In einer Neumondnacht | Nieder mit den falschen Götzen!
Den Weg vom Aventin zum Tempel der Gens Flavia haben die Getreuen in zwei Gruppen aufgeteilt hinter sich gebracht. Hinter dem Tempel finden sie sich wieder zusammen: Ultor und Sulamith, Molliculus, Myron und Philotima.
"Ihr sollt euch keine Götzen machen, noch Bild, und sollt euch keine Säule aufrichten in eurem Land, dass ihr davor Gebete sprecht. Denn ich bin der HERR, euer Gott."
So spricht Philotioma mit gedämpfter Stimme zu dem dunklen Schemen ihrer Brüder und Schwestern. Sie schlägt das Zeichen des Kreuzes über ihnen.
"Lasst uns unser gesegnetes Werk beginnen."
Ultor verschwindet im Schatten des Gebäudes, um die Tempeltüre zu öffnen. Die anderen warten in dem umlaufenden Säulengang. Erst als Ultor ihnen einen Signal gibt, stoßen zu ihn.
Nur Sulamith bleibt versteckt im Säulengang, um aufzupassen und die anderen wenn nötig zu warnen. Philotima ist dankbar dass ihre Schwester, trotz all ihrer Bedenken, sich zuletzt dafür entschieden hat, das richtige zu tun.
Auf einer niedrigen Mauer unweit des Tempels sitzen, vage zu erkennen, zwei Männer. Nachtschwärmer wohl. Sie scheinen in ein Würfelspiel vertieft. Kurz zögert Philotima... was wenn sie etwas hören? Was wenn sie die Vigilen rufen? Einer der beiden hebt einen Weinschlauch an die Lippen.

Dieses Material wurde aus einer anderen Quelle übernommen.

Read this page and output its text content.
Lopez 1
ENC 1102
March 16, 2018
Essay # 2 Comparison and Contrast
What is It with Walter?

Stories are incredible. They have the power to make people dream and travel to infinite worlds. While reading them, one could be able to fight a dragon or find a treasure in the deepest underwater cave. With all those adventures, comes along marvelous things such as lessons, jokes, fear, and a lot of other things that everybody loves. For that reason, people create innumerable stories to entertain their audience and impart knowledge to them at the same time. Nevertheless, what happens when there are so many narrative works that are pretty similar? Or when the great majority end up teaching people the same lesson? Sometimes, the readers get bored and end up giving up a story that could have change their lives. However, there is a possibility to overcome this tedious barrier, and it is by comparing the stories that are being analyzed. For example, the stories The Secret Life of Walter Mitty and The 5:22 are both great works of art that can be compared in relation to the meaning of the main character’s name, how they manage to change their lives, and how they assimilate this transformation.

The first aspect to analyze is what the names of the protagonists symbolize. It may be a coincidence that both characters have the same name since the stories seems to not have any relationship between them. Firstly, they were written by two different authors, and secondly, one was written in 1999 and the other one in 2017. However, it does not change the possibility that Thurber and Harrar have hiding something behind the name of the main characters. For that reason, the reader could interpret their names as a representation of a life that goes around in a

Philotima schilt sich für ihr eigenes Zaudern. Die Sache ist schon zu weit gediehen, um sie zu verschieben. Auf leisen Sohlen steigt sie die Treppen vor dem Tempel empor, und spürt bei jedem Schritt, wie flammend die Entschlossenheit in ihrem Herzen wächst. Die Entschlossenheit, so wie der Zorn auf die frevelhafte Vermessenheit des flavischen Geschlechtes. Das glaubt, Menschen zu Göttern erheben zu können. Das sich in dünkelhafter Hybris so bereitwillig der Verdammnis in den Rachen wirft. Das ihren Großvater in den Tod getrieben hat. Ihren Eltern stets mit Verachtung begegnete. Wie beißend war der Hohn der Basen, wie eisig die Geringschätzung der Flavia Agrippina. Wie demütigend war es damals, den Vater so zu sehen... sich anbiedernd, ein Bittsteller. Nur um eine weitere Ablehnung zu hören. Und Baiae wieder zu verlassen, geduckt wie ein getretener Hund.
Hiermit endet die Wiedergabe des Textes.